British officials from the agency GCHQ have broken into the offices of The Guardian, one of the UK's biggest news agencies, to destroy hard drives with information linked to NSA leaker Edward Snowden.
GCHQ, which, according the their website, says they are "keeping our society safe and successful in the Internet age," sent over two security experts to Guardian headquarters, and made their way down to the newspaper's basement. They destroyed hard drives they believed to contain information that Snowden had given the newspaper, even though Guardian editor Alan Rusbridger explained to them that most of the information had already been given out to other sites around the world. "It felt like a peculiarly pointless piece of symbolism that understood nothing about the digital age," Rusbridger said. The UK government is crazy to think that information like that wouldn't be backed up somewhere, but they insisted on destroying the drives anyway.
A government official reportedly told the newspaper, "You've had your fun. Now we want the stuff back," before the raid took place.
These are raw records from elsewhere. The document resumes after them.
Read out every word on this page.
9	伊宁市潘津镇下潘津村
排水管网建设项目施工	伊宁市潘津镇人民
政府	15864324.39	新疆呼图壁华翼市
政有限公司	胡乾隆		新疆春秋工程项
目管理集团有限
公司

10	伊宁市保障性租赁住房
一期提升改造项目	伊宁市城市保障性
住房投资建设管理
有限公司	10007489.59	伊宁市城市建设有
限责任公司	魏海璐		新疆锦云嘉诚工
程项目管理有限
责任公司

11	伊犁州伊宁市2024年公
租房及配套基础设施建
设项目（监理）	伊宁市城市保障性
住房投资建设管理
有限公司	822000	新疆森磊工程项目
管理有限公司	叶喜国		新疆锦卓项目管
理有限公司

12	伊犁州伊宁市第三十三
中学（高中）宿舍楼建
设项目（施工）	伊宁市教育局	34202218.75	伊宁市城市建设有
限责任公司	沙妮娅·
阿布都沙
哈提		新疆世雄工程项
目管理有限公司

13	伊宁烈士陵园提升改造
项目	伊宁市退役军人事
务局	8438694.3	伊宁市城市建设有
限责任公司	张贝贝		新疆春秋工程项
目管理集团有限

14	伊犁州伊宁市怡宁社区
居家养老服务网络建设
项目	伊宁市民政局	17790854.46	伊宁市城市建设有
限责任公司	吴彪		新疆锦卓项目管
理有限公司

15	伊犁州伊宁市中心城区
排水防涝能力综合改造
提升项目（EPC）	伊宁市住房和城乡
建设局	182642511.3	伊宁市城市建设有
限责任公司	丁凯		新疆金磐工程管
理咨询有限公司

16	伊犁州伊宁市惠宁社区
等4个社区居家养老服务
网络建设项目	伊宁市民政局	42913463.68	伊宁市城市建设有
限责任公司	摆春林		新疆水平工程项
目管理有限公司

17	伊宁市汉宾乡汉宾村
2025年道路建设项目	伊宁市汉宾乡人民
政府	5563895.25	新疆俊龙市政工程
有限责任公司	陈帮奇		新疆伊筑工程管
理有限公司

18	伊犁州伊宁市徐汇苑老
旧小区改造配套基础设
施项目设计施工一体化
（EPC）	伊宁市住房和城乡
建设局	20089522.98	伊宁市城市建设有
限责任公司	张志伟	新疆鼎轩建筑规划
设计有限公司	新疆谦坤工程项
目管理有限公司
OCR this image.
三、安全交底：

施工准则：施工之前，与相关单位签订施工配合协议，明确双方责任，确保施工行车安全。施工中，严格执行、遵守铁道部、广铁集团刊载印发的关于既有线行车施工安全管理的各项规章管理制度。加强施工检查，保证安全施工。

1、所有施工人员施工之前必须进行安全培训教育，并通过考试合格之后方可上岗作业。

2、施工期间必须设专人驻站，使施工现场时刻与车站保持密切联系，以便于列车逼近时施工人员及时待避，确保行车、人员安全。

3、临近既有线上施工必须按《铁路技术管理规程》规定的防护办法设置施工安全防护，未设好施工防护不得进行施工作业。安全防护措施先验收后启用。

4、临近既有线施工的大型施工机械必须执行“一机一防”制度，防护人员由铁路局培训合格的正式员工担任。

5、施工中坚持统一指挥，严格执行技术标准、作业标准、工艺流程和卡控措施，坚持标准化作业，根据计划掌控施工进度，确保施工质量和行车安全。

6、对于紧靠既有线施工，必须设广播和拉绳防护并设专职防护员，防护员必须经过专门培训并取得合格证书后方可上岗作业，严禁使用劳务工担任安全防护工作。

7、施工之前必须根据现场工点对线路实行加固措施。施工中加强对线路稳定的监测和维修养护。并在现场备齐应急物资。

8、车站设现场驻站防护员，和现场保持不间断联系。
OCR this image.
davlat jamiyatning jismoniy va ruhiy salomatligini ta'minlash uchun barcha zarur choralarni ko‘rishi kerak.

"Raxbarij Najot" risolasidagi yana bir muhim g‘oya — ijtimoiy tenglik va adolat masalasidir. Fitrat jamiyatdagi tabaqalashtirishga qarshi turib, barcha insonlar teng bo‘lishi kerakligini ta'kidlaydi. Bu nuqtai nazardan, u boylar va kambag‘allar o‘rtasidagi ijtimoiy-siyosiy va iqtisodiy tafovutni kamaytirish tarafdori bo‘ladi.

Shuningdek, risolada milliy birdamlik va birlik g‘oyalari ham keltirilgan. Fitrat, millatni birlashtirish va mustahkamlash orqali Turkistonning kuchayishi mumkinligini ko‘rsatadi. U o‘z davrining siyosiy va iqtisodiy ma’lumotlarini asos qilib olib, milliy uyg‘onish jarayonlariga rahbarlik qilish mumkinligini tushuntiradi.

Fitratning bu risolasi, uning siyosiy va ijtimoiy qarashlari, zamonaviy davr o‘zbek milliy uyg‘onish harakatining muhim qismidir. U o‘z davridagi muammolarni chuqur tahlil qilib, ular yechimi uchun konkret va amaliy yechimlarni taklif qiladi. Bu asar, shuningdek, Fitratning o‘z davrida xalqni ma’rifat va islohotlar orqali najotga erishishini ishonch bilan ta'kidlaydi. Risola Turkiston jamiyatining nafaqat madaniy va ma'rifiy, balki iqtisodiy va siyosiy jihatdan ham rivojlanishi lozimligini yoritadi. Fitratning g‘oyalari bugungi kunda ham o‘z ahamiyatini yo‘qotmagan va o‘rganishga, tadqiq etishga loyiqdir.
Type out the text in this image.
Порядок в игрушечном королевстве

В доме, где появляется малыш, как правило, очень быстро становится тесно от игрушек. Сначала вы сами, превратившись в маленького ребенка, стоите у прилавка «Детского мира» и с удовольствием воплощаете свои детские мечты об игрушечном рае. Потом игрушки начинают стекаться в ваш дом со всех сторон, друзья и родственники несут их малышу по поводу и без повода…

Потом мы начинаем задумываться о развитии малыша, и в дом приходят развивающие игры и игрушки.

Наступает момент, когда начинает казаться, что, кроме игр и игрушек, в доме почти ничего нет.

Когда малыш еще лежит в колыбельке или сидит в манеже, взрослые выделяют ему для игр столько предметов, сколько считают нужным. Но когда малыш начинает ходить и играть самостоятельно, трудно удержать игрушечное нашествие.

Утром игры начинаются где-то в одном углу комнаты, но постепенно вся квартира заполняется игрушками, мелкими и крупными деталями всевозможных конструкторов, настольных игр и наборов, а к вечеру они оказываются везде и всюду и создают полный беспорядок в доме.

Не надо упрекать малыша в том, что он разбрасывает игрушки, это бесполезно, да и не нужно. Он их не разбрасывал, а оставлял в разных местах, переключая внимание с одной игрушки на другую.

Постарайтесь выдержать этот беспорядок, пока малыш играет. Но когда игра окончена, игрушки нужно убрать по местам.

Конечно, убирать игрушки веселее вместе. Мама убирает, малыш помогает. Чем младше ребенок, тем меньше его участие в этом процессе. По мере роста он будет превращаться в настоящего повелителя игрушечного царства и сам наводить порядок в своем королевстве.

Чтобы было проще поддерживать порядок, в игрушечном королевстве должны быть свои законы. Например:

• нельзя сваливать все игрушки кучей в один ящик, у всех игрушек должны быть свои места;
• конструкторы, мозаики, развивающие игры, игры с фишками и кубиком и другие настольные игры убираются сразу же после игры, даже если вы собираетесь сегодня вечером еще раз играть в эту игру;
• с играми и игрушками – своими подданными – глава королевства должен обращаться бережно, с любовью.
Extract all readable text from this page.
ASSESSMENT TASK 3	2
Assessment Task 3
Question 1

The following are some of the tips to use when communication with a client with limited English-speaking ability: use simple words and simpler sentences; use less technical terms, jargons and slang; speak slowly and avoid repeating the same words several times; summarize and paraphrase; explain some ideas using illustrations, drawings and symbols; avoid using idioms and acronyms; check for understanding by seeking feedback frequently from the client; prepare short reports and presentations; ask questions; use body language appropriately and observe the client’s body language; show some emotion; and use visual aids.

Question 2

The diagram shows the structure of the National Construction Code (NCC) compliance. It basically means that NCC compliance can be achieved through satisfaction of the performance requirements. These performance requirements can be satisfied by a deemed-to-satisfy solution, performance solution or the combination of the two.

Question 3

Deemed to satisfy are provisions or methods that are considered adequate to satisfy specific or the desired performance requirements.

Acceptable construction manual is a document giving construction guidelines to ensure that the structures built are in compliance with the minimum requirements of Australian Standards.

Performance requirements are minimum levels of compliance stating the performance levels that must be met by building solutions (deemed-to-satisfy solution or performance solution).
Just a day earlier, the partner of Glenn Greenwald, the reporter who broke the Snowden leaks, was detained at Heathrow Airport in London for nine hours, and questioned under terrorism regulations.
The governments from the UK and America have been making it difficult for journalists to do their jobs since the leaks.
"We are not there yet, but it may not be long before it will be impossible for journalists to have confidential sources," Rusbridger said. "Most reporting — indeed, most human life in 2013 — leaves too much of a digital fingerprint."